Mentre i prezzi delle uova esplodono a livello globale – in alcune aree degli Stati Uniti sono arrivate a +159% – una nuova inchiesta del team di Food for Profit mostra due allevamenti intensivi di galline ovaiole in Lombardia, la seconda regione per numero di galline, dopo il Veneto. Dai video, ricevuti da un informatore anonimo, emergono gravi carenze di biosicurezza e condizioni
igieniche precarie e un alto numero di carcasse abbandonate – tutti fattori direttamente connessi con il rischio di influenza aviaria.
Il primo allevamento in provincia di Brescia, che può contenere quasi 100mila galline, si trova in una zona colpita in passato da focolai di aviaria.
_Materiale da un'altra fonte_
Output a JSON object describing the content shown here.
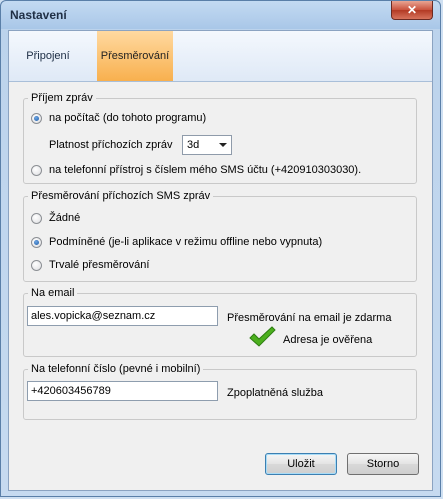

Le galline vivono in gabbie metalliche vecchie e molto piccole, faticano a muoversi e molte sono senza piume per lo stress o per lo sfregamento continuo contro le sbarre di metallo. Le immagini mostrano feci accumulate tra le grate e galline che mangiano gli escrementi. Numerose carcasse sono lasciate nei corridoi o accanto alle gabbie, in avanzato stato di decomposizione. Dovrebbero essere rimosse immediatamente per ragioni di biosicurezza, ma restano lì per giorni, aumentando il rischio di malattie infettive. Nel 2022, durante un focolaio, questo allevamento ha effettuato un depopolamento, ricevendo quindi un indennizzo. Ha inoltre ricevuto oltre 36mila euro dai fondi del Pnrrr. A ottobre 2024, l’area è stata classificata come «Zona di Ulteriore Restrizione», il livello di allerta più alto per l’influenza aviaria. Ora il rischio aviaria si è allentato, ma le misure di biosicurezza dovrebbero essere ai massimi proprio per scongiurarne il pericolo.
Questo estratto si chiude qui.